Before the 1965 war, Sikh pilgrims from India used to cross over a bridge connecting Dera Baba Nanak and Narowal. After the war, the bridge got damaged and, as a result, pilgrims could no longer pay a “visa- free” obeisance.
I was surprised to learn two facts about Kartarpur, which illustrate the fact that borders and nationalism cannot obliterate humanity and a common past: First, one of the activists working for the Kartarpur corridor’s cause told me that, for a long time, the shrine was looked after by a Pakistani soldier and his family. This soldier connected with Sikhism after reading about Guru Nanak’s philosophy, and such was his desire to get closer to the faith that he quit the army to help in the shrine’s upkeep.

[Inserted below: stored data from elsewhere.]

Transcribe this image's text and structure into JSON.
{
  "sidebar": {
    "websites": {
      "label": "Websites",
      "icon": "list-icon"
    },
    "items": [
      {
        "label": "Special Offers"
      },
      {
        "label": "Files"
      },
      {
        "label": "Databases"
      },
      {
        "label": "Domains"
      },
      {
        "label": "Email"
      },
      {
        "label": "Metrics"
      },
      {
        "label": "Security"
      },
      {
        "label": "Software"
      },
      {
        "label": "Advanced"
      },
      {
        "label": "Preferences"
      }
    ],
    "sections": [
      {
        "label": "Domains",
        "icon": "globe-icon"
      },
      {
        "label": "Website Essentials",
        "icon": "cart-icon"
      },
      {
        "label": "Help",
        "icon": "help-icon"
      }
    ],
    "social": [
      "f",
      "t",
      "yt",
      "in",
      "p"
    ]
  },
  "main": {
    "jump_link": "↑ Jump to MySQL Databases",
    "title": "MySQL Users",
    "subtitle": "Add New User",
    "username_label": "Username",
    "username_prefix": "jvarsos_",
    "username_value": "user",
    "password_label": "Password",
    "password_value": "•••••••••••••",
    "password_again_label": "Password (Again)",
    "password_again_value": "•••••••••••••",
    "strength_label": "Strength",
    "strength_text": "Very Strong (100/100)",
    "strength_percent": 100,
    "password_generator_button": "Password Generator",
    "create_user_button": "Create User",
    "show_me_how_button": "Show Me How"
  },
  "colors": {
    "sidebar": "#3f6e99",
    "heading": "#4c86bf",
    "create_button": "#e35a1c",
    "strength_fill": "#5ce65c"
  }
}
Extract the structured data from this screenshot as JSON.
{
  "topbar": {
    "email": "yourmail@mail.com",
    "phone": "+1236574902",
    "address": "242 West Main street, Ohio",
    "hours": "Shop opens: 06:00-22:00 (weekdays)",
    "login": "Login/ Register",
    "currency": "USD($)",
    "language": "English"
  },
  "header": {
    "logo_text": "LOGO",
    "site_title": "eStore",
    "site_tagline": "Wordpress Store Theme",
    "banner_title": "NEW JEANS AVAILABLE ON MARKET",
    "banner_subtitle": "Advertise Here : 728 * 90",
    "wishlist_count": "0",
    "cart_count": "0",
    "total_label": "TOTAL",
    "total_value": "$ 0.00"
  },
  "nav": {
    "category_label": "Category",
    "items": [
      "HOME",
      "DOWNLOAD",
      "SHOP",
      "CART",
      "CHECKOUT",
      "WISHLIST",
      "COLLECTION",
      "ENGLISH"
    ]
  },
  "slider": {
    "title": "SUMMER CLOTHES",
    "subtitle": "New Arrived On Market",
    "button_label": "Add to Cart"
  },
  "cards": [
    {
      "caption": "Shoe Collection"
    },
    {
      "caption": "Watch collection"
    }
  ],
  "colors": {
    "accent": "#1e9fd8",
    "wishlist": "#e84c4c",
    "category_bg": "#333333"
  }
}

The second fact, disclosed by a journalist friend from Lahore, was even more interesting and could be straight from a novel on the post-Partition trauma. The governments of both countries are still to formalise the Kartarpur corridor, yet, at an unofficial level — for a few years now — Pakistan Rangers (counterparts of the BSF) have been allowing Sikh pilgrims to enter Pakistani territory to visit the shrine, provided they returned to Indian territory the same day.
While subcontinental red tapism may be an impediment to peace between the two countries, it is subcontinental spontaneity — as exhibited by the Pakistan Rangers — which will help in peace-making. Therefore, when you see a Ranger stomping his feet at the flag-lowering ceremony, take it with a pinch of salt — they are human beings first and Rangers afterwards.